Lawmakers have spent a substantial amount of time this session creating and designing this particular version of Medicaid expansion, which would funnel Medicaid payments through private insurance companies. Legislators who must choose whether to fund Medicaid expansion (whether it is labeled the private option or not) should understand that a central argument made in expansion’s favor is groundlessly overconfident. More precisely, the advocates of the private option version of Medicaid expansion have explained that, if their plan does not work as expected (if, for instance, the federal government fails to make good on its future commitments), then Arkansas can always exit the expansion and return to the previous status quo.
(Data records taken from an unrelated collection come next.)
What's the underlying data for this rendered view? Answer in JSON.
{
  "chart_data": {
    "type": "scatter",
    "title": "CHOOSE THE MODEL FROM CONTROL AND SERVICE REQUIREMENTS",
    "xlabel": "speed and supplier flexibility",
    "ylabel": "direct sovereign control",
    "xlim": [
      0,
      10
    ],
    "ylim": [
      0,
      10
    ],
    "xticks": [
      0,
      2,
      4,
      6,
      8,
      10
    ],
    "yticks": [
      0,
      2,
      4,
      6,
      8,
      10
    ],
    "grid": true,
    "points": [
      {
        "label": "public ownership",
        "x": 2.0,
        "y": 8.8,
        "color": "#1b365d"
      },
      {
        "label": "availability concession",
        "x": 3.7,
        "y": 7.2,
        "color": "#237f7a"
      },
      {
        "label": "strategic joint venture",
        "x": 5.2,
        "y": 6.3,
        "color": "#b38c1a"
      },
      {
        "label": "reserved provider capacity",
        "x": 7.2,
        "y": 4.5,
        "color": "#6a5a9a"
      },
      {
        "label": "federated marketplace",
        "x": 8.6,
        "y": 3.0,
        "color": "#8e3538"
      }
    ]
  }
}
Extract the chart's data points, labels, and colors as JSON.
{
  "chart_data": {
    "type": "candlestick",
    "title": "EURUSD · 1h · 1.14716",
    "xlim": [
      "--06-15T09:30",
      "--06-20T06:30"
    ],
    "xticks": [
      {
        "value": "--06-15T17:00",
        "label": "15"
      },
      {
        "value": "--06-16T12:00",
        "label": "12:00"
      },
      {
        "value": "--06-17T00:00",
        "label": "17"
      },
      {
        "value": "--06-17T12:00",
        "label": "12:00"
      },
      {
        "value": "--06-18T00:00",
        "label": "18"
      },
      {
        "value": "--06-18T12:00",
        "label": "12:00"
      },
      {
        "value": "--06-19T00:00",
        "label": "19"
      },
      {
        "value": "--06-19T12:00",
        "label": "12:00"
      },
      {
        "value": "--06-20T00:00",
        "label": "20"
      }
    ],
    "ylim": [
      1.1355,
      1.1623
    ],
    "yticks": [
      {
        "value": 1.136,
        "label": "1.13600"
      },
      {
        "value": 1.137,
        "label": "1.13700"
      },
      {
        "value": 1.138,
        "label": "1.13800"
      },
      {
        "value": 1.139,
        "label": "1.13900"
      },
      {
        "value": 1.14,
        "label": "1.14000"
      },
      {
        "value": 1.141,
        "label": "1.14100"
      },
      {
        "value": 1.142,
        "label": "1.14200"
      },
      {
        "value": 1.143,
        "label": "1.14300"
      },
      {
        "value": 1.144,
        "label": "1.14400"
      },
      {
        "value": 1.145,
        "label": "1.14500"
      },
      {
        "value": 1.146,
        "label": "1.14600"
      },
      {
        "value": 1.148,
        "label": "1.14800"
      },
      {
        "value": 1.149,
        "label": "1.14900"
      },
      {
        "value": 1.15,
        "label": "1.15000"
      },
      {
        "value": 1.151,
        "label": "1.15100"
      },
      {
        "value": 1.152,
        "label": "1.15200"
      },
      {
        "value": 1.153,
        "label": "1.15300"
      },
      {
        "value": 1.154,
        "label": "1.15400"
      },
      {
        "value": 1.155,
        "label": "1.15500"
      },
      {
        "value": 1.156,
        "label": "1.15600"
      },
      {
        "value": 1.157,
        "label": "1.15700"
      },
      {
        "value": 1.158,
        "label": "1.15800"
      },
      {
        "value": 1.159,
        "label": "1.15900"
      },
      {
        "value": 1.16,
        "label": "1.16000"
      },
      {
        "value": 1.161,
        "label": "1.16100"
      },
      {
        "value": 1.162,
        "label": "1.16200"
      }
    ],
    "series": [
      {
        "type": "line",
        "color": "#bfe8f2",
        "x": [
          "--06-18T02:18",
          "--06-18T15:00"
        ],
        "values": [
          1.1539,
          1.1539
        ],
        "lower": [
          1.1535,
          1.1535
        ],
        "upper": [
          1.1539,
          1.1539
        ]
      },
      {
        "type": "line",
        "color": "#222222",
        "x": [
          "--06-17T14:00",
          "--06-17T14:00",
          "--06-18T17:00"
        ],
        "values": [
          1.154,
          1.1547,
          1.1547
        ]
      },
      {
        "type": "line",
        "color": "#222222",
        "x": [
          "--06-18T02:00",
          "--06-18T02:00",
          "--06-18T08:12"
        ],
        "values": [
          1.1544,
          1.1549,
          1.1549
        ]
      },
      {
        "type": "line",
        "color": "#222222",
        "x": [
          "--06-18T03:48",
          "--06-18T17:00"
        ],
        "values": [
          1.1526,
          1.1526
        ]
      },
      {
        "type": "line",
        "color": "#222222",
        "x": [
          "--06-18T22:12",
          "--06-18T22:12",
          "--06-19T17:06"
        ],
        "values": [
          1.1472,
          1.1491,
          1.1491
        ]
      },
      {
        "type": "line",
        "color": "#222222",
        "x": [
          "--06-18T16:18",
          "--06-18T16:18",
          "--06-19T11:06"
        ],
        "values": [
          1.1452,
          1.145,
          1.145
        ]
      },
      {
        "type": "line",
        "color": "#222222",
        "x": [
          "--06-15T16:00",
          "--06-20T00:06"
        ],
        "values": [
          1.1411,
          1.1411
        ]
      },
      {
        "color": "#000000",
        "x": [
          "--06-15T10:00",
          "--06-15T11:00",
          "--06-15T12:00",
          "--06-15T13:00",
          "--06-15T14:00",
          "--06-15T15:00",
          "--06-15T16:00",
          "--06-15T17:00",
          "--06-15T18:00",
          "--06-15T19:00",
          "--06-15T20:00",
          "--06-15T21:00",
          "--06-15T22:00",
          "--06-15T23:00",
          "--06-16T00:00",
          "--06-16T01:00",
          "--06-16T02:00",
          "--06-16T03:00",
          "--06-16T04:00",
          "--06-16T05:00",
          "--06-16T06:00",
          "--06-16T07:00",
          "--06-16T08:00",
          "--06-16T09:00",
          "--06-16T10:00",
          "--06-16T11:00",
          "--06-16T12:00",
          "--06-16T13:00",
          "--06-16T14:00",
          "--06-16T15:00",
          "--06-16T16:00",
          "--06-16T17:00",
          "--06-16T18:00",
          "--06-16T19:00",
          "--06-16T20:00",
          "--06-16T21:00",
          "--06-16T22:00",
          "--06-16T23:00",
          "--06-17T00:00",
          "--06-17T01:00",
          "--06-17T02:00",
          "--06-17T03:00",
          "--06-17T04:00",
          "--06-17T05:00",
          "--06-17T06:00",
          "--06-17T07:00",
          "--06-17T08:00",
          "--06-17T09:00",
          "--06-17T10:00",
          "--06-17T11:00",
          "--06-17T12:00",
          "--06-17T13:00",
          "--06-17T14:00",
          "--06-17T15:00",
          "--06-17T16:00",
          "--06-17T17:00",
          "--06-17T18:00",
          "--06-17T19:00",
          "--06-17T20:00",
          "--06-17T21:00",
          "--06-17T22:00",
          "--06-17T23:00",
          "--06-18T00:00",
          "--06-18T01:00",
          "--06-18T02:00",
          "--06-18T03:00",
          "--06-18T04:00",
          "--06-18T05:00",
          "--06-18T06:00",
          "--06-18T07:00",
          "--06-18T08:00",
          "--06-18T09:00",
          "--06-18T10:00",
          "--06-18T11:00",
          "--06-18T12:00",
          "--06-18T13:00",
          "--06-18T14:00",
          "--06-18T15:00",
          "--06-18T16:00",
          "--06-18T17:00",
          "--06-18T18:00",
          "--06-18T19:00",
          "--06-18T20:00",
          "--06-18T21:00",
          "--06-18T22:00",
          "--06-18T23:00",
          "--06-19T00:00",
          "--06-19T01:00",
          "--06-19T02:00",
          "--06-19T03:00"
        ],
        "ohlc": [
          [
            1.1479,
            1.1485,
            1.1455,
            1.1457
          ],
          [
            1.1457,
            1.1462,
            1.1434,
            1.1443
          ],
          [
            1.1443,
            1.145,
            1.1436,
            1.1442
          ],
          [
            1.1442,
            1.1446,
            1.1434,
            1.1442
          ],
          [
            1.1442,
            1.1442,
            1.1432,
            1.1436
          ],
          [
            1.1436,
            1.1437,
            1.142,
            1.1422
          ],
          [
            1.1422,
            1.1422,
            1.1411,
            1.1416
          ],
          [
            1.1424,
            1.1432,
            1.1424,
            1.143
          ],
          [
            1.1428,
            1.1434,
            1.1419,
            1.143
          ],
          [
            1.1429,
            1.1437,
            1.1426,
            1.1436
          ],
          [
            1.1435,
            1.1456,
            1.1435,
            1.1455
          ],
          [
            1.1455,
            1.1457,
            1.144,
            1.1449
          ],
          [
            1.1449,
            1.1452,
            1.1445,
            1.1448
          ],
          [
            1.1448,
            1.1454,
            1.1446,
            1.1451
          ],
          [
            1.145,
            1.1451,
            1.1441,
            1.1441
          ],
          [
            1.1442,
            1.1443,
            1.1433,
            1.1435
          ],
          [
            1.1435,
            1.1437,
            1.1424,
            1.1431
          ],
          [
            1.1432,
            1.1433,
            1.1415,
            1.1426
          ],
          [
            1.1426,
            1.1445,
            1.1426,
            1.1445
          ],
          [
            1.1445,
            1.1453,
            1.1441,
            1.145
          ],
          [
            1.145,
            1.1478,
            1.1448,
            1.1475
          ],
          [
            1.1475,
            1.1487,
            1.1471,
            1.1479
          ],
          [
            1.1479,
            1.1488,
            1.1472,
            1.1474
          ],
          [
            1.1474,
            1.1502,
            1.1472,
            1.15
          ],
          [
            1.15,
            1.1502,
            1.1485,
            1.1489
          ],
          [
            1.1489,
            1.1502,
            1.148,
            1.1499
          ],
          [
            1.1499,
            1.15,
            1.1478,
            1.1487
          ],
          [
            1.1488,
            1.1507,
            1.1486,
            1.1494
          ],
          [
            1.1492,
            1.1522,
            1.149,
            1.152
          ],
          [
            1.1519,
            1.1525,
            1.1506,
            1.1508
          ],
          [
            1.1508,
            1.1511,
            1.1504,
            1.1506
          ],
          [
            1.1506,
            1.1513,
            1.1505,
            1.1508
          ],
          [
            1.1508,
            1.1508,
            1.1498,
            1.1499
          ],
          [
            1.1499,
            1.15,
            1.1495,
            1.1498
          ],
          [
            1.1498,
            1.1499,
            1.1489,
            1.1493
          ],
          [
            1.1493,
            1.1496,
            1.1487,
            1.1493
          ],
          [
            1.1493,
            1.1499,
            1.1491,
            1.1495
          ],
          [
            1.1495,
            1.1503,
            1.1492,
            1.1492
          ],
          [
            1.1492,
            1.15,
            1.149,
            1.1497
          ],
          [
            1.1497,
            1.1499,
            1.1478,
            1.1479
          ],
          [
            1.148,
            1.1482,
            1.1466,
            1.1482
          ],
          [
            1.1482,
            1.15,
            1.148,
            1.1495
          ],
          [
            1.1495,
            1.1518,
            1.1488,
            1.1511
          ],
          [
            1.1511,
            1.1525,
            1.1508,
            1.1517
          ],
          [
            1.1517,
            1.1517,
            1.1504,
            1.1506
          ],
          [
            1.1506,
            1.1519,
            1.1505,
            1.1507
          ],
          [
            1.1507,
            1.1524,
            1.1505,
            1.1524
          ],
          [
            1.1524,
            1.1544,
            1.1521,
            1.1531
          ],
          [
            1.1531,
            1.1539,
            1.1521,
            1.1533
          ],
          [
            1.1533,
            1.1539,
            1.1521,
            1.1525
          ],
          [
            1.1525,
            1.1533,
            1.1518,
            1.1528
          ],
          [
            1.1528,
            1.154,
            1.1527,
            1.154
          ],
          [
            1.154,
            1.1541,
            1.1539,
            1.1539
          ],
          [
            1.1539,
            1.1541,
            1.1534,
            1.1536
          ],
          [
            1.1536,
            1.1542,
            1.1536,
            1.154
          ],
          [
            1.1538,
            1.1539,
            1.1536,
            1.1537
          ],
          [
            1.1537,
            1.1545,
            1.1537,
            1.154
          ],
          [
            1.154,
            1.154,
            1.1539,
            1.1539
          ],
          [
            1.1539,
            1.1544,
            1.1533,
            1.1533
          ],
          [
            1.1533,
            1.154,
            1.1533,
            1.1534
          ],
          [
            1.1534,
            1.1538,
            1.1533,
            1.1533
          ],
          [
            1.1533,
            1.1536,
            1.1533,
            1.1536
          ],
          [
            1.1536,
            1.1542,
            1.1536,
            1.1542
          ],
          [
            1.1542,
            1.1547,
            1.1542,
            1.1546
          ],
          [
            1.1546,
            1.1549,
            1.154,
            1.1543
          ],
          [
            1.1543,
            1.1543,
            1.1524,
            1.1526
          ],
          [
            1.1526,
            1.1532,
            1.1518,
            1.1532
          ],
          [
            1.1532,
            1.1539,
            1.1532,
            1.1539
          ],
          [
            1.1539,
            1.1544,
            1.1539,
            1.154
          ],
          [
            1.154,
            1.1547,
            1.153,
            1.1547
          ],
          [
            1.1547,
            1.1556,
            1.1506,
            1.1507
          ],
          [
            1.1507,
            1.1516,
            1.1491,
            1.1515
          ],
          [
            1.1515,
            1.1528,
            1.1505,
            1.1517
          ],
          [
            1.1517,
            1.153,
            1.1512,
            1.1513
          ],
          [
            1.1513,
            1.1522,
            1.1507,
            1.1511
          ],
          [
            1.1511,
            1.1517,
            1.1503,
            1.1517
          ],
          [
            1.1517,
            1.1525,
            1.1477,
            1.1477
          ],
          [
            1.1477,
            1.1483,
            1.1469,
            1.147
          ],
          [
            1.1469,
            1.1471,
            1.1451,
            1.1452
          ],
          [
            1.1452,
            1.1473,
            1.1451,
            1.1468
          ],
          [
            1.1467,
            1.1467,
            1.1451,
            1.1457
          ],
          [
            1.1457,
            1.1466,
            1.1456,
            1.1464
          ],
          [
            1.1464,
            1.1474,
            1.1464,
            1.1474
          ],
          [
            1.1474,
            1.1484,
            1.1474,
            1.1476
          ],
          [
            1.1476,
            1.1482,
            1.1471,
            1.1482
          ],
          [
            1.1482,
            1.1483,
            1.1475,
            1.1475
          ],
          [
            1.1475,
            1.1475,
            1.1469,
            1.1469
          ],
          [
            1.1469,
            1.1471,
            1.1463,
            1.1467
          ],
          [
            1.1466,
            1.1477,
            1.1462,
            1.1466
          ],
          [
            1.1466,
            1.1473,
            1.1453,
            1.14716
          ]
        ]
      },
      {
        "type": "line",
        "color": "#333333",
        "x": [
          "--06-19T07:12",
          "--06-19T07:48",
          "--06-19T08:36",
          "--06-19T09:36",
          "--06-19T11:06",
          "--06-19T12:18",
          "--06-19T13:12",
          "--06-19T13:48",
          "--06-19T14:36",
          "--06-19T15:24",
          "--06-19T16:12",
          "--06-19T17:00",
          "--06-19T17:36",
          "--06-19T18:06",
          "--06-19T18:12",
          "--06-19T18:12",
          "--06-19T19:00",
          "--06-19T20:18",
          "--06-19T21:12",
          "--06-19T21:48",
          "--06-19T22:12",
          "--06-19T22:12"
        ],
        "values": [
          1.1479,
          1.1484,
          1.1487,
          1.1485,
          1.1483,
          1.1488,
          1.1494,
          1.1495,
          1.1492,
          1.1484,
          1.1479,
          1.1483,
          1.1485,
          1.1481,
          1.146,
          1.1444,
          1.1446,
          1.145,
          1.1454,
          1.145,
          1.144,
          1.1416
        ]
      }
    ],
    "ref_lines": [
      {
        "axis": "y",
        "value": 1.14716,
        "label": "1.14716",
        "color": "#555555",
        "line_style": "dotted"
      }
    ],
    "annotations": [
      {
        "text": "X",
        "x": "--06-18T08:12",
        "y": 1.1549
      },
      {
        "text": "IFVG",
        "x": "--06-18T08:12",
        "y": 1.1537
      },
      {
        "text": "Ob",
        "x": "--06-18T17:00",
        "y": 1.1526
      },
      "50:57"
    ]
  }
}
Unfortunately, private-option advocates have ignored both statutes and case law when explaining that Arkansas can always check out of the private option if the federal government fails to meet its funding commitments. Advocates of the private option therefore make a fundamental mistake when they explain that Medicaid expansion can risklessly be explored or casually exited; in fact, there is substantial reason to believe that when a state chooses Medicaid expansion, it is something like a decision to go down a one-way street. As one of us recently explained when testifying before the Ohio General Assembly, there is in fact a substantial legal question as to whether a state can exit Medicaid expansion after entering it. Of course, as a literal matter, a state can always end its Medicaid program completely; the question at issue here is whether a state, after expansion, can revert to its pre-expansion status without jeopardizing all Medicaid funds.

To put it simply: the triggers that lawmakers have put into the “private option” bill may not fire, according to federal law that governs the Medicaid program.